The children who struggled with self-control as preschoolers were three times as likely to have problems as young adults. They were more prone to have a criminal record; more likely to be poor or have financial problems; and they were more likely to be single parents.
The direct aims of every exercise of practical life are:
- Focus of attention
- Control and coordination
- Motive of purposeful intent
- Integration of mind and body
Practical life exercises offer children as young as three-years old an experience with consequence and the opportunity to self-correct and persevere through error without being corrected while being mindful of others. I’ve been told that you can have an authentic, real Montessori Children’s House with nothing but practical life materials and the kids will turn out great.
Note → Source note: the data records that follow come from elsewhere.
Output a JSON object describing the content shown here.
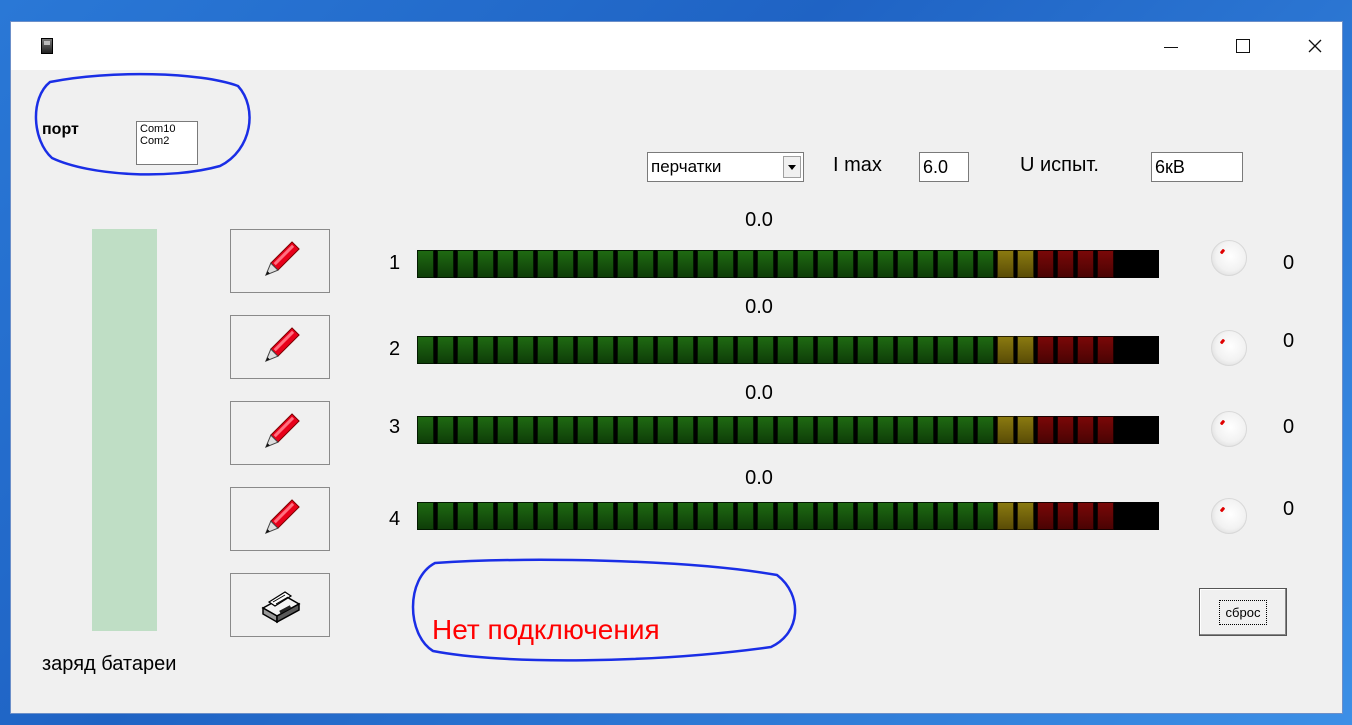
{
  "window": {
    "controls": {
      "minimize": "—",
      "maximize": "☐",
      "close": "✕"
    }
  },
  "port": {
    "label": "порт",
    "options": [
      "Com10",
      "Com2"
    ]
  },
  "settings": {
    "mode_selected": "перчатки",
    "imax_label": "I max",
    "imax_value": "6.0",
    "uisp_label": "U испыт.",
    "uisp_value": "6кВ"
  },
  "battery": {
    "label": "заряд батареи"
  },
  "channels": [
    {
      "num": "1",
      "value": "0.0",
      "count": "0"
    },
    {
      "num": "2",
      "value": "0.0",
      "count": "0"
    },
    {
      "num": "3",
      "value": "0.0",
      "count": "0"
    },
    {
      "num": "4",
      "value": "0.0",
      "count": "0"
    }
  ],
  "meter": {
    "green_segments": 29,
    "yellow_segments": 2,
    "red_segments": 4
  },
  "reset_label": "сброс",
  "status_text": "Нет подключения",
  "colors": {
    "status": "#ff0000",
    "annotation": "#1a2ee6",
    "battery_fill": "#bfdec5"
  }
}
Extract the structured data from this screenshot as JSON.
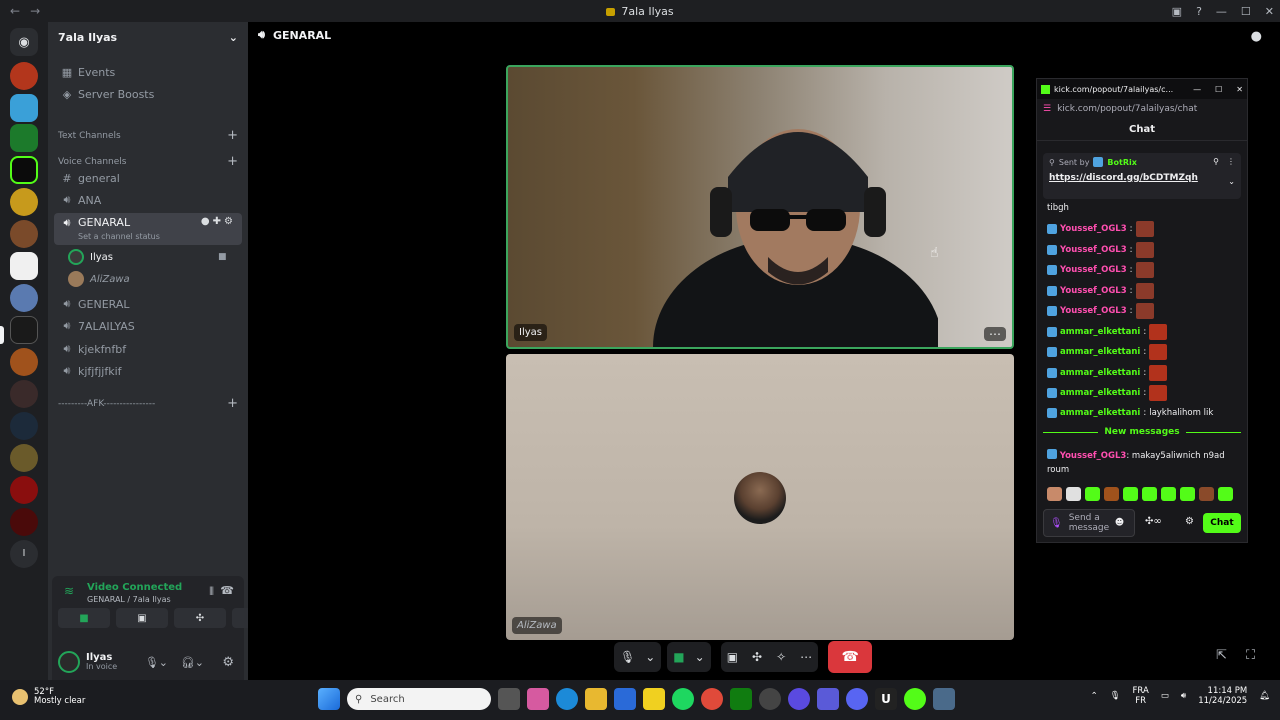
{
  "window": {
    "title": "7ala Ilyas",
    "back": "←",
    "forward": "→"
  },
  "server_name": "7ala Ilyas",
  "sidebar": {
    "events": "Events",
    "boosts": "Server Boosts",
    "text_channels": "Text Channels",
    "voice_channels": "Voice Channels",
    "channels": [
      {
        "name": "general",
        "icon": "#"
      },
      {
        "name": "ANA",
        "icon": "speaker"
      },
      {
        "name": "GENARAL",
        "icon": "speaker",
        "active": true
      }
    ],
    "status_hint": "Set a channel status",
    "users_in_channel": [
      "Ilyas",
      "AliZawa"
    ],
    "more_channels": [
      "GENERAL",
      "7ALAILYAS",
      "kjekfnfbf",
      "kjfjfjjfkif"
    ],
    "afk": "---------AFK----------------"
  },
  "voice_panel": {
    "status": "Video Connected",
    "location": "GENARAL / 7ala Ilyas",
    "username": "Ilyas",
    "user_status": "In voice",
    "brand_colors": {
      "connected": "#23a559"
    }
  },
  "main": {
    "channel": "GENARAL",
    "tile1_name": "Ilyas",
    "tile2_name": "AliZawa",
    "more": "⋯"
  },
  "kick": {
    "tab_title": "kick.com/popout/7alailyas/c...",
    "url": "kick.com/popout/7alailyas/chat",
    "header": "Chat",
    "pinned_sent_by": "Sent by",
    "pinned_bot": "BotRix",
    "pinned_link": "https://discord.gg/bCDTMZqh",
    "prev_text": "tibgh",
    "messages": [
      {
        "user": "Youssef_OGL3",
        "color": "pink",
        "text": ""
      },
      {
        "user": "Youssef_OGL3",
        "color": "pink",
        "text": ""
      },
      {
        "user": "Youssef_OGL3",
        "color": "pink",
        "text": ""
      },
      {
        "user": "Youssef_OGL3",
        "color": "pink",
        "text": ""
      },
      {
        "user": "Youssef_OGL3",
        "color": "pink",
        "text": ""
      },
      {
        "user": "ammar_elkettani",
        "color": "green",
        "text": ""
      },
      {
        "user": "ammar_elkettani",
        "color": "green",
        "text": ""
      },
      {
        "user": "ammar_elkettani",
        "color": "green",
        "text": ""
      },
      {
        "user": "ammar_elkettani",
        "color": "green",
        "text": ""
      },
      {
        "user": "ammar_elkettani",
        "color": "green",
        "text": "laykhalihom lik"
      }
    ],
    "new_messages": "New messages",
    "last_user": "Youssef_OGL3",
    "last_text": "makay5aliwnich n9ad roum",
    "input_placeholder": "Send a message",
    "chat_button": "Chat"
  },
  "taskbar": {
    "temp": "52°F",
    "weather": "Mostly clear",
    "search": "Search",
    "lang1": "FRA",
    "lang2": "FR",
    "time": "11:14 PM",
    "date": "11/24/2025"
  }
}
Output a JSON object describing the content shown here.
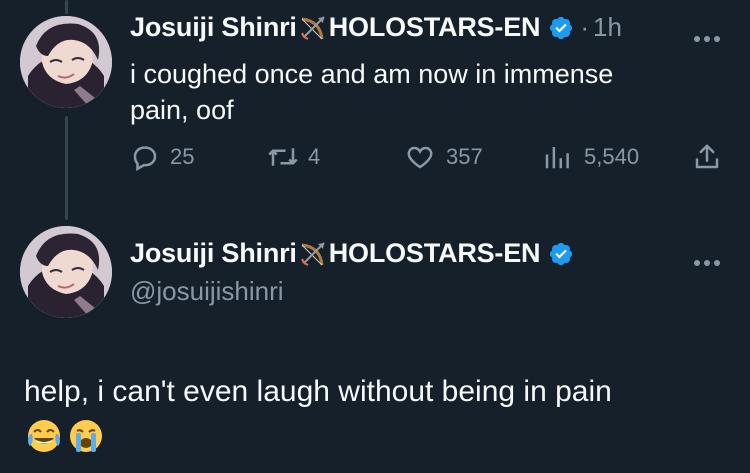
{
  "reply_tweet": {
    "display_name": "Josuiji Shinri",
    "org_name": "HOLOSTARS-EN",
    "separator": "·",
    "time": "1h",
    "text_line1": "i coughed once and am now in immense",
    "text_line2": "pain, oof",
    "replies": "25",
    "reposts": "4",
    "likes": "357",
    "views": "5,540"
  },
  "main_tweet": {
    "display_name": "Josuiji Shinri",
    "org_name": "HOLOSTARS-EN",
    "handle": "@josuijishinri",
    "text": "help, i can't even laugh without being in pain"
  },
  "icons": {
    "verified": "verified-badge-icon",
    "bow": "bow-and-arrow-icon",
    "more": "more-options-icon",
    "reply": "reply-bubble-icon",
    "repost": "repost-icon",
    "like": "heart-icon",
    "views": "views-bar-chart-icon",
    "share": "share-upload-icon",
    "emoji1": "face-with-tears-of-joy-emoji",
    "emoji2": "loudly-crying-face-emoji"
  },
  "colors": {
    "background": "#15202b",
    "text": "#f7f9f9",
    "muted": "#8b98a5",
    "verified": "#1d9bf0"
  }
}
Using food as a reward or as a way to calm an agitated child leads to emotional eating as an adult.
A new study suggests there may be a link between the common parenting practice known as emotional feeding, or using food as a means of comforting or rewarding children, and the development later in life of emotional eating, or the habit of eating to comfort or reward oneself.
“Being active, getting sweaty and roughhousing
offer more than just physical health benefits. They also protect against depression,” says Tonje Zahl, a PhD candidate at NTNU.
Somehow, being happy keeps you from being sad.
Physically active six- and eight-year-olds showed fewer symptoms of depression when they were examined two years later.
Apparently the way to prevent peanut allergies is to give your four-month-old peanuts.
Guess what. Fast food is bad. The thing is, for a very young child, the effects may be long-term and irreversible.
For the study, researchers from Univeristy of Southampton observed 1,107 children from their birth till the age of six. They monitored their bone mineral density (BMD) and bone mineral content (BMC). The data obtained was compared to the number of fast food outlets, supermarkets and healthy specialty stores present in the neighbourhood.
A new study from the University of Minnesota Medical School showed that children and teens are at a higher risk of becoming overweight and/or experience eating disorders when their parents pressure or restrict them to/from eating.
The AMI training told me to set up an environment with healthy food, and then let the children eat it, or not eat it! Kids can in fact learn to regulate their own food intake and appetite, or have a lifelong struggle with it later.
“Rather than restricting or pressuring your child to eat, it is more helpful for parents to make sure that there are a variety of healthy food options in the home, or on the table, for children to eat and then allow the child to decide how much they eat,” said Collins. “The problem with restricting food from a child or pressuring a child to eat more is that prior research has shown that it may have unintended consequences such as, a child becoming overweight or obese, or engaging in disordered eating behaviors such as, binging or purging.”
Vitamin D is good.
Studying children from the ages of one to five, the study found that higher levels of Vitamin D were associated with lower levels of non-high density lipoprotein (HDL) cholesterol, which has steadily been implicated as a predictor of future cardiovascular health. Should their findings hold firm, the study authors believe that it could point to “early life interventions for cardiovascular disease prevention.”
Human beings’ two main sources for Vitamin D are sunshine and mushrooms. But mostly sunshine. My AMI trainer told me that the Children’s House needs plenty of natural light.